The density of aluminum is 2.70 g/cm3, and the average mass for one aluminum atom is 4.48×10-23 g.
Five identical aluminum coins are found to displace a total of 2.50 mL of water when immersed in a graduated cylinder containing water.
How many atoms are present in one such aluminum coin?
each coin is 0.50mL
.50mL * 2.70g/mL / 4.48*10^-23g/atom = 3.01*10^22 atoms
To find out how many atoms are present in one aluminum coin, we need to first calculate the volume of one aluminum coin and then use the given information to determine the number of atoms.
Here's how to calculate the volume of one aluminum coin:
1. Start with the total volume of water displaced by the five identical aluminum coins, which is 2.50 mL.
2. Divide this volume by the number of coins to find the volume of one aluminum coin. Since there are five identical coins, divide 2.50 mL by 5 to get 0.50 mL (or 0.50 cm^3).
Now, let's determine the number of atoms in one such aluminum coin:
1. Convert the volume of one aluminum coin to grams using its density.

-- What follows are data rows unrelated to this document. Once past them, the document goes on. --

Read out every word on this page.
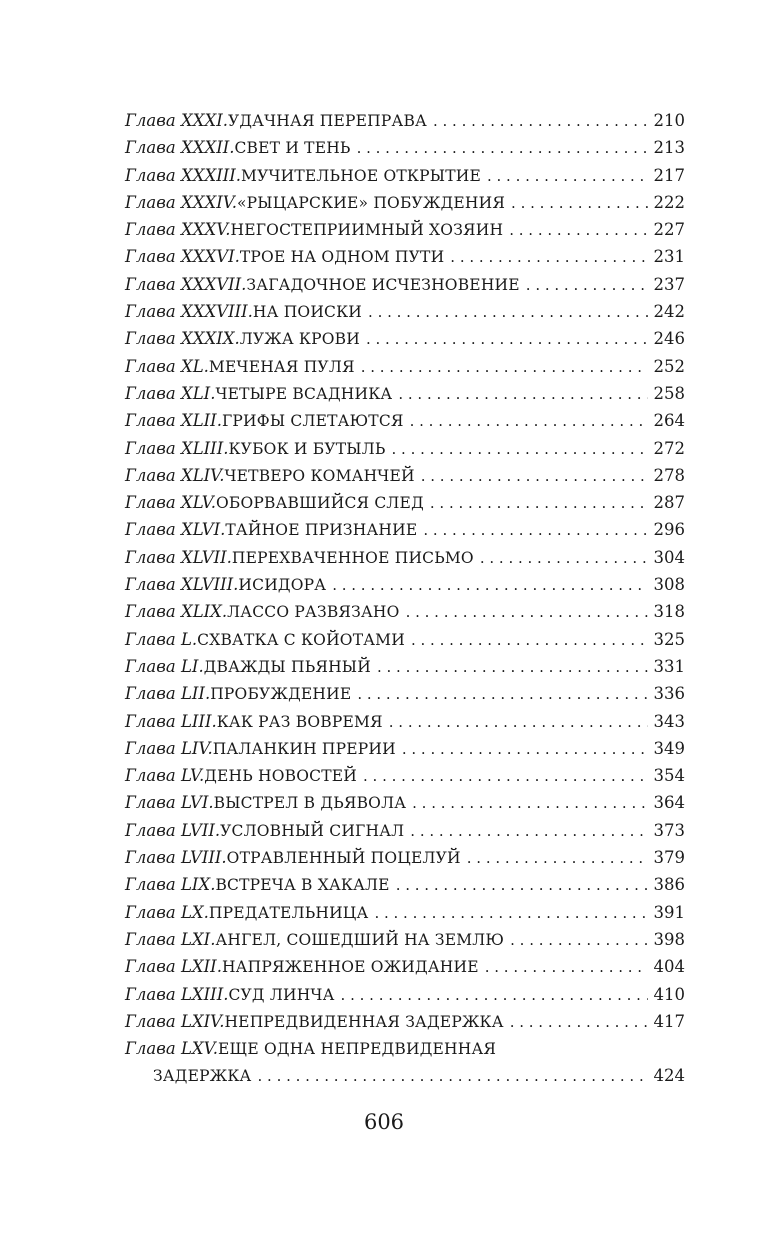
Глава XXXI. УДАЧНАЯ ПЕРЕПРАВА . . .	210
Глава XXXII. СВЕТ И ТЕНЬ . . .	213
Глава XXXIII. МУЧИТЕЛЬНОЕ ОТКРЫТИЕ . . .	217
Глава XXXIV. «РЫЦАРСКИЕ» ПОБУЖДЕНИЯ . . .	222
Глава XXXV. НЕГОСТЕПРИИМНЫЙ ХОЗЯИН . . .	227
Глава XXXVI. ТРОЕ НА ОДНОМ ПУТИ . . .	231
Глава XXXVII. ЗАГАДОЧНОЕ ИСЧЕЗНОВЕНИЕ . . .	237
Глава XXXVIII. НА ПОИСКИ . . .	242
Глава XXXIX. ЛУЖА КРОВИ . . .	246
Глава XL. МЕЧЕНАЯ ПУЛЯ . . .	252
Глава XLI. ЧЕТЫРЕ ВСАДНИКА . . .	258
Глава XLII. ГРИФЫ СЛЕТАЮТСЯ . . .	264
Глава XLIII. КУБОК И БУТЫЛЬ . . .	272
Глава XLIV. ЧЕТВЕРО КОМАНЧЕЙ . . .	278
Глава XLV. ОБОРВАВШИЙСЯ СЛЕД . . .	287
Глава XLVI. ТАЙНОЕ ПРИЗНАНИЕ . . .	296
Глава XLVII. ПЕРЕХВАЧЕННОЕ ПИСЬМО . . .	304
Глава XLVIII. ИСИДОРА . . .	308
Глава XLIX. ЛАССО РАЗВЯЗАНО . . .	318
Глава L. СХВАТКА С КОЙОТАМИ . . .	325
Глава LI. ДВАЖДЫ ПЬЯНЫЙ . . .	331
Глава LII. ПРОБУЖДЕНИЕ . . .	336
Глава LIII. КАК РАЗ ВОВРЕМЯ . . .	343
Глава LIV. ПАЛАНКИН ПРЕРИИ . . .	349
Глава LV. ДЕНЬ НОВОСТЕЙ . . .	354
Глава LVI. ВЫСТРЕЛ В ДЬЯВОЛА . . .	364
Глава LVII. УСЛОВНЫЙ СИГНАЛ . . .	373
Глава LVIII. ОТРАВЛЕННЫЙ ПОЦЕЛУЙ . . .	379
Глава LIX. ВСТРЕЧА В ХАКАЛЕ . . .	386
Глава LX. ПРЕДАТЕЛЬНИЦА . . .	391
Глава LXI. АНГЕЛ, СОШЕДШИЙ НА ЗЕМЛЮ . . .	398
Глава LXII. НАПРЯЖЕННОЕ ОЖИДАНИЕ . . .	404
Глава LXIII. СУД ЛИНЧА . . .	410
Глава LXIV. НЕПРЕДВИДЕННАЯ ЗАДЕРЖКА . . .	417
Глава LXV. ЕЩЕ ОДНА НЕПРЕДВИДЕННАЯ
ЗАДЕРЖКА . . .	424
606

The density of aluminum is given as 2.70 g/cm^3. We know the volume is 0.50 cm^3. Multiply the volume by the density: 0.50 cm^3 * 2.70 g/cm^3 = 1.35 g.
2. Divide the mass of one coin (1.35 g) by the average mass of one aluminum atom (4.48×10^(-23) g) to determine the number of atoms: 1.35 g / (4.48×10^(-23) g) = 3.01×10^22 atoms.
Therefore, there are approximately 3.01×10^22 atoms in one aluminum coin.